Operationalizing Saildrone to Counter Drug Trafficking and Illegal Fishing

The Navy built on its success with Task Force 59 experimentation by bringing unmanned systems to US Fourth Fleet, to support long-term operations that counter drug trafficking and illegal fishing.

12,500 sq nm

Total area covered

116,000

Unique contacts detected

$4.25

Cost per sq nm per day

Problem

The US Navy expanded its unmanned systems testbed to the 4th Fleet to counter drug and human trafficking, as well as illegal fishing in South and Central America. While modeled after Task Force 59 in 5th Fleet, Operation Windward Stack differed in its core objective: rather than establishing a task force dedicated to technological experimentation, Navy leadership sought to integrate select unmanned systems directly into routine, long-term operations. The goal was to create a sustained, hybrid environment where manned and unmanned forces worked together to maintain persistent maritime domain awareness.

Solution

To address these requirements, Saildrone deployed a fleet of 10 Voyager unmanned surface vehicles (USVs) to the Caribbean Sea and the Gulf of Mexico. Unlike previous short-term experiments, this deployment focused on embedding unmanned systems into the 4th Fleet’s daily routine to establish persistent surveillance. Saildrone worked closely with Navy operators and watchstanders to refine manned-unmanned teaming, identifying the most effective asset combinations for specific mission sets.

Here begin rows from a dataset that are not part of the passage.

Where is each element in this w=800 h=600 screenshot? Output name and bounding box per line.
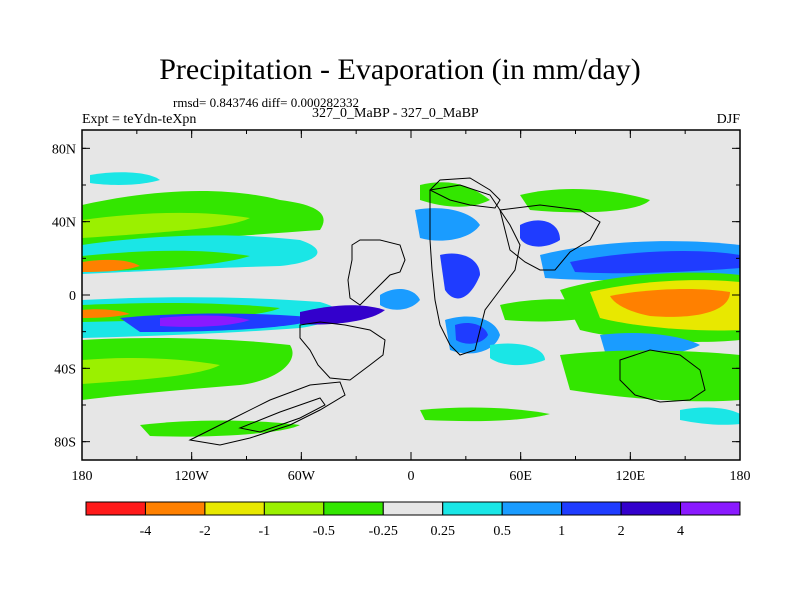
contour-yellowgreen-north (82, 212, 250, 238)
colorbar-label: 1 (558, 524, 565, 539)
x-tick-label: 180 (730, 469, 751, 484)
x-tick-label: 120W (175, 469, 210, 484)
colorbar-swatch (263, 501, 325, 516)
colorbar-label: 4 (677, 524, 684, 539)
x-tick-label: 60E (509, 469, 532, 484)
coast-asia (499, 204, 601, 271)
y-tick-label: 40N (52, 216, 76, 231)
colorbar (85, 501, 741, 516)
colorbar-swatch (144, 501, 206, 516)
colorbar-swatch (85, 501, 146, 516)
contour-cyan-far-sopac (680, 407, 740, 425)
contour-green-far-sopac (420, 407, 550, 422)
colorbar-swatch (323, 501, 384, 516)
x-tick-label: 180 (72, 469, 93, 484)
colorbar-swatch (620, 501, 682, 516)
contour-purple-eq (160, 315, 250, 327)
colorbar-label: 0.5 (493, 524, 511, 539)
colorbar-label: -4 (140, 524, 152, 539)
contour-blue-atl (380, 288, 420, 310)
colorbar-swatch (501, 501, 563, 516)
case-label: 327_0_MaBP - 327_0_MaBP (312, 106, 479, 121)
colorbar-label: -1 (259, 524, 271, 539)
y-tick-label: 0 (69, 289, 76, 304)
coast-antarctica (188, 381, 346, 446)
season-label: DJF (716, 112, 740, 127)
x-tick-label: 60W (288, 469, 316, 484)
colorbar-swatch (442, 501, 503, 516)
map-field (82, 130, 740, 460)
coast-greenland (429, 177, 501, 209)
contour-darkblue-pacific-n (570, 250, 740, 274)
colorbar-label: 2 (618, 524, 625, 539)
continent-outlines (188, 177, 706, 446)
axis-ticks (81, 130, 741, 460)
stats-text: rmsd= 0.843746 diff= 0.000282332 (173, 95, 359, 110)
colorbar-swatch (382, 501, 444, 516)
contour-yellowgreen-south (82, 357, 220, 384)
colorbar-label: -2 (199, 524, 211, 539)
colorbar-label: 0.25 (430, 524, 455, 539)
colorbar-swatch (561, 501, 622, 516)
colorbar-swatch (680, 501, 741, 516)
contour-green-far-south (140, 420, 300, 437)
axis-tick-labels: 180 120W 60W 0 60E 120E 180 80N 40N 0 40S 80S (52, 142, 751, 484)
contour-cyan-indian (490, 343, 545, 366)
contour-green-sopac (560, 350, 740, 402)
contour-blue-africa-n (415, 208, 480, 241)
x-tick-label: 120E (616, 469, 646, 484)
coast-america-s (299, 321, 386, 381)
plot-title: Precipitation - Evaporation (in mm/day) (159, 53, 641, 86)
colorbar-swatch (204, 501, 265, 516)
contour-orange-eq (82, 309, 130, 318)
colorbar-label: -0.25 (369, 524, 398, 539)
contour-blue-spcz (600, 333, 700, 356)
contour-darkblue-africa (455, 323, 488, 344)
contour-orange-pacific (610, 288, 730, 317)
contour-orange-ntrop (82, 259, 140, 272)
y-tick-label: 80N (52, 142, 76, 157)
colorbar-labels: -4 -2 -1 -0.5 -0.25 0.25 0.5 1 2 4 (140, 524, 684, 539)
coast-america-n (347, 239, 406, 306)
x-tick-label: 0 (408, 469, 415, 484)
y-tick-label: 80S (54, 436, 76, 451)
y-tick-label: 40S (54, 362, 76, 377)
colorbar-label: -0.5 (313, 524, 335, 539)
contour-cyan-top (90, 172, 160, 185)
contour-darkblue-africa-n (440, 253, 480, 299)
contour-darkblue-asia (520, 220, 560, 247)
contour-darkblue-eq (300, 305, 385, 325)
coast-australia (619, 349, 706, 403)
coast-africa (429, 184, 521, 356)
coast-antarctica-inner (238, 397, 326, 433)
experiment-label: Expt = teYdn-teXpn (82, 112, 197, 127)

This collaboration enabled the Navy to optimize watch floor operations for high-volume sensor data and to develop robust hybrid command-and-control protocols for managing autonomous platforms alongside traditional manned ships in a real-world operational environment.

Outcome

The integration of the Voyager fleet delivered significant improvements in maritime domain awareness and operational efficiency. Over the course of the operation, the 10 Voyager USVs sailed more than 130,000 nautical miles over 2,700 cumulative mission days, detecting 116,000 unique contacts—an average of 43 per vessel per day. Crucially, 98,000 of those contacts were not broadcasting AIS, providing visibility into “dark targets” that would have otherwise gone undetected. According to the Center for Naval Analysis, Saildrone covered 12,500 square nautical miles at a remarkably low cost of $4.25 per nautical mile per day.

Beyond these metrics, the fleet successfully mapped trafficking routes and served as a deterrent that resulted in fewer migrant departures, directly improving safety of life at sea. The mission proved the Navy’s ability to maintain USVs at sea for six to nine months at a time, successfully transitioning the service from experimental testing to a sustained, hybrid fleet model.

Saildrone Voyagers helped the Navy shadow three Russian ships as they approached Cuba in June 2024.

“[Saildrone] actually served as a deterrent, and folks who would actually run a migration ship north—maybe into the United States or somewhere else into the Caribbean—no longer did it, because they realized that they were being watched.”